I ran explain timestamp for SELECT COUNT(*) FROM t1 (during a failure I observed locally) and the since and uppers were all 0, while the query ts was now-ish. Dunno if that's helpful but probably! Would be curious to see what those numbers are for the success case.

madelynnblue avatar Sep 07 '22 05:09 madelynnblue

This is trivial to reproduce locally (at least on my machine) via:

$ bin/mzcompose --find cluster run pg-snapshot-resumption

You can then do a docker ps to find out the port that environmentd is running on and psql into it via

$ psql -U materialize -h localhost -p <port> materialize

I can then repeatedly do a

materialize=> explain timestamp for select * from t1;
                     Timestamp
----------------------------------------------------
      timestamp: 1662641061143                     +
          since:[1662639799000]                    +
          upper:[1662639800001]                    +
      has table: false                             +
                                                   +
 source materialize.public.mz_source (u3, storage):+
  read frontier:[1662639799000]                    +
 write frontier:[1662639800001]                    +

(1 row)

to see that the query timestamp is advancing but the view/source will just not be queryable at that time. The upper of the source will not advance because the test purposefully kills the storaged process.

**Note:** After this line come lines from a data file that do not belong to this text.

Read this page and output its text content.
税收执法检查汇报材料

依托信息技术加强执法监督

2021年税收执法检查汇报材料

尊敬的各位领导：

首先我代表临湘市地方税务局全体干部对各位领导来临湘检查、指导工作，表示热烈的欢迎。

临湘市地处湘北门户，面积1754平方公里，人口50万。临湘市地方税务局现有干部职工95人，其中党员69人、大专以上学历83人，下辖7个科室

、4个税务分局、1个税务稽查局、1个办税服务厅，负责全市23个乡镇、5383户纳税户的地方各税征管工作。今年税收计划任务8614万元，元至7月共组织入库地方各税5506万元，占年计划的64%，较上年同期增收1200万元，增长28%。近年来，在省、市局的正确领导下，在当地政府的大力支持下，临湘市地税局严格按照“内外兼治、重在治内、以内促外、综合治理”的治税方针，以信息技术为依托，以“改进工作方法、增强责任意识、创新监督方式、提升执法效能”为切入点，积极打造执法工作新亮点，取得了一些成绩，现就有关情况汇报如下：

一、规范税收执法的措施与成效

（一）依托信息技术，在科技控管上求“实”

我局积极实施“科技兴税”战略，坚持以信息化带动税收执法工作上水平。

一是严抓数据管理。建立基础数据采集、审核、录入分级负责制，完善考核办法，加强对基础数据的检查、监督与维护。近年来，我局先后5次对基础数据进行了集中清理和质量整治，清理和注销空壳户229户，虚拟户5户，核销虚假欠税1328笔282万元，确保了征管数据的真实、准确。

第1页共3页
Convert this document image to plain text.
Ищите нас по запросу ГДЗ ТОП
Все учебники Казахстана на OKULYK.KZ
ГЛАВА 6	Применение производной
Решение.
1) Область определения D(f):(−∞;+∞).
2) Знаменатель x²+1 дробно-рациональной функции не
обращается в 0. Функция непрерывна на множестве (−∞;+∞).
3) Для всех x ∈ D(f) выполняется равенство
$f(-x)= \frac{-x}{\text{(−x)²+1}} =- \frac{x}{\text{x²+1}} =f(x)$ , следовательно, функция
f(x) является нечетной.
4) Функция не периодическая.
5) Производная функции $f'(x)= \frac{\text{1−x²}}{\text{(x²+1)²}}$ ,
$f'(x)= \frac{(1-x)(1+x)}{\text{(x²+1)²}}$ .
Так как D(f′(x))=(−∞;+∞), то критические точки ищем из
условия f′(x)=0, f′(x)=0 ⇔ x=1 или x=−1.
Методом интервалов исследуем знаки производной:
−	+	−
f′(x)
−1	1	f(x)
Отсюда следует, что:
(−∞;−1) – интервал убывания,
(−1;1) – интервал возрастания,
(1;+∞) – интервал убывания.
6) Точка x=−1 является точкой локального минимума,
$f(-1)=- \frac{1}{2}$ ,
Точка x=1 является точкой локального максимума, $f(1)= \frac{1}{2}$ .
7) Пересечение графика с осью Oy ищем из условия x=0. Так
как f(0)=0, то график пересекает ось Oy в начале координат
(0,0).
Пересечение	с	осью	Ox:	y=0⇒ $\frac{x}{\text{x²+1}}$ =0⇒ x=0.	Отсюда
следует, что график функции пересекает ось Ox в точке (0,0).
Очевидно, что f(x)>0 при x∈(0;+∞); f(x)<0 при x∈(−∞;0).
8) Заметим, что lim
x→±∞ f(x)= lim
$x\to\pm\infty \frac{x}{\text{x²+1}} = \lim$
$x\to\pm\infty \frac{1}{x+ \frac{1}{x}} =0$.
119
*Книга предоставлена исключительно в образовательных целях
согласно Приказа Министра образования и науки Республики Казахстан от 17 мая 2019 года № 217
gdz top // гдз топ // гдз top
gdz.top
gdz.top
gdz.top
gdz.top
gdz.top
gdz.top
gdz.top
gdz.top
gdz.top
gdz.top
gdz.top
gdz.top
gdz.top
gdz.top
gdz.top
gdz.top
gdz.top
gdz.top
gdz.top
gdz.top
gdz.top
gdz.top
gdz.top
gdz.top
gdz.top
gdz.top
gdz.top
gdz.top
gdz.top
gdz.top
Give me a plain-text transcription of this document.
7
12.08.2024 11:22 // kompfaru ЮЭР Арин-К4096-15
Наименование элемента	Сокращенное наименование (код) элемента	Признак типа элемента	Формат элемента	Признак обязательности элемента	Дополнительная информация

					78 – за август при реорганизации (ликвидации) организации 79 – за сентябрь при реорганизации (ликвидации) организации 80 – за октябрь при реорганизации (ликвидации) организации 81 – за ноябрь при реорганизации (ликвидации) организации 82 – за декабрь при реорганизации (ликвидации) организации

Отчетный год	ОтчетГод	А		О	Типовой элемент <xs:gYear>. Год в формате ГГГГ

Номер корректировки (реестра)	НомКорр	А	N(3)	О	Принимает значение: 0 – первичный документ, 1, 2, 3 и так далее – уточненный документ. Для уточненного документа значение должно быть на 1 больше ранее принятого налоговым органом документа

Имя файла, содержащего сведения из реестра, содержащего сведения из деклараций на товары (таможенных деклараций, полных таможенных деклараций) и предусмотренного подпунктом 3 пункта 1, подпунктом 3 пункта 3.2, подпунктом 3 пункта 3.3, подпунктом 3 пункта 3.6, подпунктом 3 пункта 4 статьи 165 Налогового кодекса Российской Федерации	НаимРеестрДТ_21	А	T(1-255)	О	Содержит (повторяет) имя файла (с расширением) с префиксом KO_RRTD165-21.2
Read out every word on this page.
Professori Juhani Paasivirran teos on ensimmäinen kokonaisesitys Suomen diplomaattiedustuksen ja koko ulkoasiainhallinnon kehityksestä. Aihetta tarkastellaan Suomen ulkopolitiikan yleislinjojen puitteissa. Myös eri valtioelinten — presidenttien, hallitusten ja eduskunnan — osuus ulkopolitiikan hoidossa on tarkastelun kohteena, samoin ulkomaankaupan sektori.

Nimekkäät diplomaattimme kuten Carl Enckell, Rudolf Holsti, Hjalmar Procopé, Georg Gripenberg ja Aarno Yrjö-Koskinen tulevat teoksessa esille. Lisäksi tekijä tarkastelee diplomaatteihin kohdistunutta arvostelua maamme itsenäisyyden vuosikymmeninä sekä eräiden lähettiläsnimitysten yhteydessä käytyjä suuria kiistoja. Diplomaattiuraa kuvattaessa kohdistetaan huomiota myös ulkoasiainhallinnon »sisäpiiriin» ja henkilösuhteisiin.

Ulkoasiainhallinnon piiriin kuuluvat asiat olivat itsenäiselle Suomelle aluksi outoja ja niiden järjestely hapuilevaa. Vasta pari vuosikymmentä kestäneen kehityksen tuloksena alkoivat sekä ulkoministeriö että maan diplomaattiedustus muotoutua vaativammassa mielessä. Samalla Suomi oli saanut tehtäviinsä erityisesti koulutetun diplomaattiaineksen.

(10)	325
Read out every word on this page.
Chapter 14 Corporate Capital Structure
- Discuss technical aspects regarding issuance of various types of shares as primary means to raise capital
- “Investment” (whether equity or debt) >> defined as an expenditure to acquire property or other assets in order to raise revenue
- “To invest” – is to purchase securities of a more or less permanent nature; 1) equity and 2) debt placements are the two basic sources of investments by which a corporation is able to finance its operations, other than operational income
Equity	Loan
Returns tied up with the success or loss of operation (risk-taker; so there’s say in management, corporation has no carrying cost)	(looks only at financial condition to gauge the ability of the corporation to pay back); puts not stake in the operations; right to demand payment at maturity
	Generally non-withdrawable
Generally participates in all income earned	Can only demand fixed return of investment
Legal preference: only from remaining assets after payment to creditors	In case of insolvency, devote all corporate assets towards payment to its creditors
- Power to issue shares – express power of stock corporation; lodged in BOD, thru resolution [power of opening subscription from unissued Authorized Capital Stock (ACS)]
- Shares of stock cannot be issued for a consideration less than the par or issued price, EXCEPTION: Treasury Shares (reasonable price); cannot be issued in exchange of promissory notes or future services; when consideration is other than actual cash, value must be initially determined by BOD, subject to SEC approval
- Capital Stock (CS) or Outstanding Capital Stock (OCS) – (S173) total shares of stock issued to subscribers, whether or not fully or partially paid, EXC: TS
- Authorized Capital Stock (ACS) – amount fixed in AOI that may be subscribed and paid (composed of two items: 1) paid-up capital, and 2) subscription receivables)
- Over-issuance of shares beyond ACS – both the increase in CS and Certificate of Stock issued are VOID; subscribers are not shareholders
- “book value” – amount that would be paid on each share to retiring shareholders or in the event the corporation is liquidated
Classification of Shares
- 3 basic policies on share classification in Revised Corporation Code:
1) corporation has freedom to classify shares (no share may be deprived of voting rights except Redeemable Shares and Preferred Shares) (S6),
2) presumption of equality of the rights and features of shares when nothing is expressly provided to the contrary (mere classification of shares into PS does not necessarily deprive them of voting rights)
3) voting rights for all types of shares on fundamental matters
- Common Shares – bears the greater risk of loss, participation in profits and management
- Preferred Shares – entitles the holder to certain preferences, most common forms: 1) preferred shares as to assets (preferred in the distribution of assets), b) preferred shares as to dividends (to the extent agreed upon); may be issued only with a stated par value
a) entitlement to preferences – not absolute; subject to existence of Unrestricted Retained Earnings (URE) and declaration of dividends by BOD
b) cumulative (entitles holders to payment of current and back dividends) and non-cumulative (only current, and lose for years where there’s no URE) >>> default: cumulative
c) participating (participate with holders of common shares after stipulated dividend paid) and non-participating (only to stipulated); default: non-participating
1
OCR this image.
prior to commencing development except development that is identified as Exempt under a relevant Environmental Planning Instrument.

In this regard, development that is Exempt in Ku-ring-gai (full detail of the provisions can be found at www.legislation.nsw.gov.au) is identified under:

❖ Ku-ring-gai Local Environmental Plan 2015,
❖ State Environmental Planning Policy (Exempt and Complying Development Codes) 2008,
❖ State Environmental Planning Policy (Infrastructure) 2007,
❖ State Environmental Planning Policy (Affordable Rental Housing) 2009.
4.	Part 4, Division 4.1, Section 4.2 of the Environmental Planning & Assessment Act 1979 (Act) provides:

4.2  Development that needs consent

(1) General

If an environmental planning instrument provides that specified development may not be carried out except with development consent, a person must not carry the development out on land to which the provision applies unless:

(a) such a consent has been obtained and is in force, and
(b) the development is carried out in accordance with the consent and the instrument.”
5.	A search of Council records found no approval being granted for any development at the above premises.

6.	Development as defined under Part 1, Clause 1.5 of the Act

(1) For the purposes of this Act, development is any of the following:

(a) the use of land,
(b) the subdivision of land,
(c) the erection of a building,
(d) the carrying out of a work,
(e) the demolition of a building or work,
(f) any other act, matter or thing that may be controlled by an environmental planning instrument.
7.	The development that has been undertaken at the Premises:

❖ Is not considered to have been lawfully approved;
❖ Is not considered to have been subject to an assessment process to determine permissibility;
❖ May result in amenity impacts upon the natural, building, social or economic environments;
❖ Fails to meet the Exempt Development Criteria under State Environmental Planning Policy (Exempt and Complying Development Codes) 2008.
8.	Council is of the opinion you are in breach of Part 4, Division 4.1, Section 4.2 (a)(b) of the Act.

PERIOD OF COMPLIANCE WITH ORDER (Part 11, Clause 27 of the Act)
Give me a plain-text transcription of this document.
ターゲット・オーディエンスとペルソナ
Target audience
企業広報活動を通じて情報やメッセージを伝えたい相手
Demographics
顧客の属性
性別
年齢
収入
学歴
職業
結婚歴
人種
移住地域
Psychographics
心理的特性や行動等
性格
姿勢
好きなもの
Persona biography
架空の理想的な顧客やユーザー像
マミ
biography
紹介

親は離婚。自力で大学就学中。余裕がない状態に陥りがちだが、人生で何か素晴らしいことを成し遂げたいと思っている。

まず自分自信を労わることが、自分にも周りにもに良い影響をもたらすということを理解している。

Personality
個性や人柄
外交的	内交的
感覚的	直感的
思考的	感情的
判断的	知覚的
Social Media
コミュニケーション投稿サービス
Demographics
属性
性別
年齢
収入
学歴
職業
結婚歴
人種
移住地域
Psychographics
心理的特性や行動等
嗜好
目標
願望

I'm wondering why this isn't more flaky, on my machine I have not yet managed to get a successful run.

Potential solutions:

  • run the query at a timestamp at which it can succeed. We can't fix the timestamp selection logic because it behaves as it does for strict serializability. Right, @jkosh44?
  • change the test to manually run the query at a time that works? Maybe we can use EXPLAIN TIMESTAMP FOR to get a valid timestamp and then run the query with as AS OF .... @philip-stoev, what do you think?

aljoscha avatar Sep 08 '22 12:09 aljoscha

Yes that sounds correct. We can't change the timestamp selection logic easily without violating strict serializability. We can however change the isolation level of the test to Serializable. That way we are way more likely to find a timestamp that works for t1. We may still see some flakes due to https://github.com/MaterializeInc/materialize/issues/14696, but once that is fixed then it will stop flaking.

jkosh44 avatar Sep 08 '22 15:09 jkosh44

Looks like this is still happening, so I'm going to reopen this until #14696 merges.

https://buildkite.com/materialize/tests/builds/41444#01834164-8bec-4af1-9a6e-f2a639c9ffab

danhhz avatar Sep 15 '22 14:09 danhhz

After discussing this for a bit with @benesch, I think that there's an additional bug going on causing this to flake, and #14717 should have actually completely fixed this.

t1 should be the only object in the time domain, which means it is the only [since, upper) range that we look at, which means that we should always be able to find a timestamp for reading t1. We should look into this a little more to see if it's actually the same issue or something else.

jkosh44 avatar Sep 20 '22 23:09 jkosh44

Also for some reason, it seems to have increased in frequency by a lot within the past couple of days. Maybe we should disable it it in the meantime.

jkosh44 avatar Sep 20 '22 23:09 jkosh44

We've disabled the test temporarily because it is causing consistent CI failures, blocking people from merging their PRs. We're doing a timeboxed investigation into the root cause now.

chaas avatar Sep 21 '22 20:09 chaas

So I used the patented @aljoscha approach for debugging this, and ran the test locally. i.e.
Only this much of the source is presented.